What was once the product of gears, light bulbs and sprocket holes (ancient steampunk artifacts) is now the domain of the Digital Cinema Initiatives, pixels, gigabytes and hard drives.

There is no longer a need to change reels, mark the timing of that change with a "cigarette burn", or have stacks of film cans.

Is it a better image?

In this column, it is noted that:

"Vittorio Storaro has estimated that there are a minimum of 6000 x 3000 bits of information in one 35mm celluloid frame – in other words, eighteen million bits of pictorial information. In our HD transfer, there are roughly 2000 x 1000 bits of information per frame (or there would be, if we were working in Storaro’s ideal but theoretical 1X2 ratio) – i.e. about two million bits of information."
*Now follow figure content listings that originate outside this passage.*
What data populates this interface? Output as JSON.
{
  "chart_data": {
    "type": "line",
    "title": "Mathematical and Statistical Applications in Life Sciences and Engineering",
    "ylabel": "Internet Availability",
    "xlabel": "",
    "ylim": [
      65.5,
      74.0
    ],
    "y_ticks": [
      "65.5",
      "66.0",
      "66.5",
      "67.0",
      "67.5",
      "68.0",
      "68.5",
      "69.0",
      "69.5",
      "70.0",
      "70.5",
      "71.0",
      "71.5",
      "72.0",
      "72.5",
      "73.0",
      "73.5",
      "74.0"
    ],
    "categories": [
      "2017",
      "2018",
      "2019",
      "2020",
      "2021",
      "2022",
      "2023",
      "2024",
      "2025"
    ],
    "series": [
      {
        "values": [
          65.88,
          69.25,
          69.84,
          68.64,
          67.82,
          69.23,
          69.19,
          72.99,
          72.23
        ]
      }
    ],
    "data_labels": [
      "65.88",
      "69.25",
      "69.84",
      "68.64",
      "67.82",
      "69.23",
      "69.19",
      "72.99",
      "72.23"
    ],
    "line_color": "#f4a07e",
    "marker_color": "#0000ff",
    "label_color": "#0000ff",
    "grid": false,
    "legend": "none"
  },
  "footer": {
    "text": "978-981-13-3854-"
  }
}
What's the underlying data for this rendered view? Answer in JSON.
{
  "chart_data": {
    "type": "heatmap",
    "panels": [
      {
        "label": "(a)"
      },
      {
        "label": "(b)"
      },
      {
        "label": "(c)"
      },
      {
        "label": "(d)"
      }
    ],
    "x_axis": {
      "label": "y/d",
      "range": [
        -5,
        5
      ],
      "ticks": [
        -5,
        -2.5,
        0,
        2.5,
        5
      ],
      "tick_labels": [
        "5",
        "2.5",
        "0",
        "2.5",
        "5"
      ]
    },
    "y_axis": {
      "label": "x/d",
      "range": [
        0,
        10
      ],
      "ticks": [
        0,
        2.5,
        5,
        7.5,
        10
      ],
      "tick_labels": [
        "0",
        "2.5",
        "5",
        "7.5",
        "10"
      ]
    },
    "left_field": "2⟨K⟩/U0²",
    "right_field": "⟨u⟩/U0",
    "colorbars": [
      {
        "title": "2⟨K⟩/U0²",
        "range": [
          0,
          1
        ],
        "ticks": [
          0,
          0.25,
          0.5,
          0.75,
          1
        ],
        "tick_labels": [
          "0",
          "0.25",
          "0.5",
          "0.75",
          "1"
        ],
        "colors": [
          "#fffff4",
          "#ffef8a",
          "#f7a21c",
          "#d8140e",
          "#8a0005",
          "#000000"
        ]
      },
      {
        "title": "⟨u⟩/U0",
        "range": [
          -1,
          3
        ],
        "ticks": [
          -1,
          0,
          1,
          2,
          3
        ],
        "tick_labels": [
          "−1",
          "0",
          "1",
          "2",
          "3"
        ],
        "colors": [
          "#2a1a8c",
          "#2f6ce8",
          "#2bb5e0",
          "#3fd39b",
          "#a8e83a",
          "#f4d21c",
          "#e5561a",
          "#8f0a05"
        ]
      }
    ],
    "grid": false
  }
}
So that's where we are now, but that standard of image information is surely to change very quickly. Standards range from 24 FPS (frames per second) to 72 or more, and director Peter Jackson is using an army of more than 40 digital Red Epic cameras to film "The Hobbit" and is aiming for 48 FPS. I'm still yearning to own my own 35mm Arriflex camera. Some might say that's rather like asking for some papyrus and a few reeds to write some cuneiform.

Don't get me wrong - I don't want 8-track tapes or cassettes back, though I did like my old reel-to-reel sound system. I'm not wailing about the loss of hand-tooled buggy whips, or I hope I am not.

But if the only place you watch movies is on a screen you can hold in your hand, you are missing a major part how movies have served us best - they helped us form communities where we shared experiences all together, as one, at the same time, in vast darkened palatial rooms where overhead a beam of light raced above us and landed on a massive screen and life jumped out at us all.

But who knows what unimaginable discoveries and technologies might lie just ahead? That might be for those who dream more of the future, not the past.